Well, now for something real and something you can believe. I'm afraid and worried about going back into hospital and the few days after when I can't remember who I am. Admittedly, those are the days when I appreciate your prayers most because I have no strength in me to do it myself, so thank you.
The last few days have been hard with the anticipation of the hospital admission and the Bleomycin and for the first time, I found myself pretending I was ok when I really wasn't. I don't know how to tell you how I really feel because it's difficult even for me to understand. I know full well that this is a refining process and that God is using this to bring me closer to him because at times I feel him really close. But even if I didn't feel him near, I have known him long enough to know that every bit of suffering makes it easier to trust God and believe in his perfect will and timing. However, knowing that in your head and even in your heart doesn't make it any easier. And ridiculous as it sounds, especially with the tons of folk who are praying for me all over the place, at times this weekend, I've felt really alone.
I know that ultimately I'm not alone because God is with me all the time, but it is a feeling all the same. I also feel frustrated that once again my life is on hold and I can't do very much. In fact, the more chemo I get, the less I'll be able to do. Frustrating though it is, I know God's changing me from a Martha to a Mary and, like Jonathan said to me tonight, discipline is painful but it's beneficial in the long run. I know when I finally get to Japan and look back at this whole experience I'll be thankful because I'm sure this is equipping me for something God wants me to do in the future. But that doesn't make it any easier.
Tonight I was really upset and ended up putting it on something that was superficial and that, when I finally calmed down and thought about it, was a totally ridiculous notion. But really, this stupid notion was just the last straw for the weekend and I was just bottling my fear and anxiety about the coming week. Praise the Lord for Miriam who always manages to make me see sense and remember the truth I already know! I should've just faced it and not let it accumulate so that I wouldn't let something stupid upset me more than it should've. Pfff.
So you see, I'm not really all that brave, strong, amazing, or whatever great adjective you want to add in here.
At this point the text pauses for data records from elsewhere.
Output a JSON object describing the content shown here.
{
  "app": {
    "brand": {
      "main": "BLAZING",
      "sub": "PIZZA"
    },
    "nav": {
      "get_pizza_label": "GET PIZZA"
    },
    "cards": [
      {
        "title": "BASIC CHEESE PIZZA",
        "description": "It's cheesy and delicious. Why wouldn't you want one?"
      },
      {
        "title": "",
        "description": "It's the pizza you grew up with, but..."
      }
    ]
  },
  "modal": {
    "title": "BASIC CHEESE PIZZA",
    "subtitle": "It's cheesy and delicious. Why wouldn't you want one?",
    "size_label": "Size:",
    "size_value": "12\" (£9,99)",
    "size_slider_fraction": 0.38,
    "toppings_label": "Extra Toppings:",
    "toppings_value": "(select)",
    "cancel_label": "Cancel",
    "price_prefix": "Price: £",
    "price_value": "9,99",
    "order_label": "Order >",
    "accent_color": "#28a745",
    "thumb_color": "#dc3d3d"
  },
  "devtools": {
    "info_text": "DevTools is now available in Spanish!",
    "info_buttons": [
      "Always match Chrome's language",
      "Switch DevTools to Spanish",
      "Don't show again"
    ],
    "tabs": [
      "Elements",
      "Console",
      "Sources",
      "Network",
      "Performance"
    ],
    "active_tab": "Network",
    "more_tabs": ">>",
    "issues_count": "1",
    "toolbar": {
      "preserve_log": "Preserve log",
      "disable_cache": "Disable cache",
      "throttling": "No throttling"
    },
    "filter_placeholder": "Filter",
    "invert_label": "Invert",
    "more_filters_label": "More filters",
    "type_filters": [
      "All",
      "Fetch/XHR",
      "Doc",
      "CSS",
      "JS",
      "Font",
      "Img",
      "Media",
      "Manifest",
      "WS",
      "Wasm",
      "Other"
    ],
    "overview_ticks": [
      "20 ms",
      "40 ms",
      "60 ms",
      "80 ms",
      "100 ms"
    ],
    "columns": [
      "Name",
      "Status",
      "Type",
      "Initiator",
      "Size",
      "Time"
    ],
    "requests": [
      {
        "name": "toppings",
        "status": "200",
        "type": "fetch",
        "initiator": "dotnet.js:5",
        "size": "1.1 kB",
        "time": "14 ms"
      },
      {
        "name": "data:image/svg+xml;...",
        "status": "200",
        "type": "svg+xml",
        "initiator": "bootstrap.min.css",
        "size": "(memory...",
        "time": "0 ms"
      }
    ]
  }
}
I'm just doing what I have to do because I trust and know it is all for the best and the greater good, but like I've already said, it doesn't make any of this easy. This is, however, the first time I've been upset since I heard I may have cancer and may have to have a hysterectomy. But that can only be a good thing. Now that I've admitted it, I can move on and draw even closer to God. It's one less barrier between me and him. I know this week will be hard, but I also know God will be with me. That's what makes it all bearable.
2 comments:
I love you and am praying for you, Steph! In your weakness He is strong. Rest on Him. I look forward to seeing you tomorrow. Jenny
thanks steph.
you've given me some good stuff to pray about.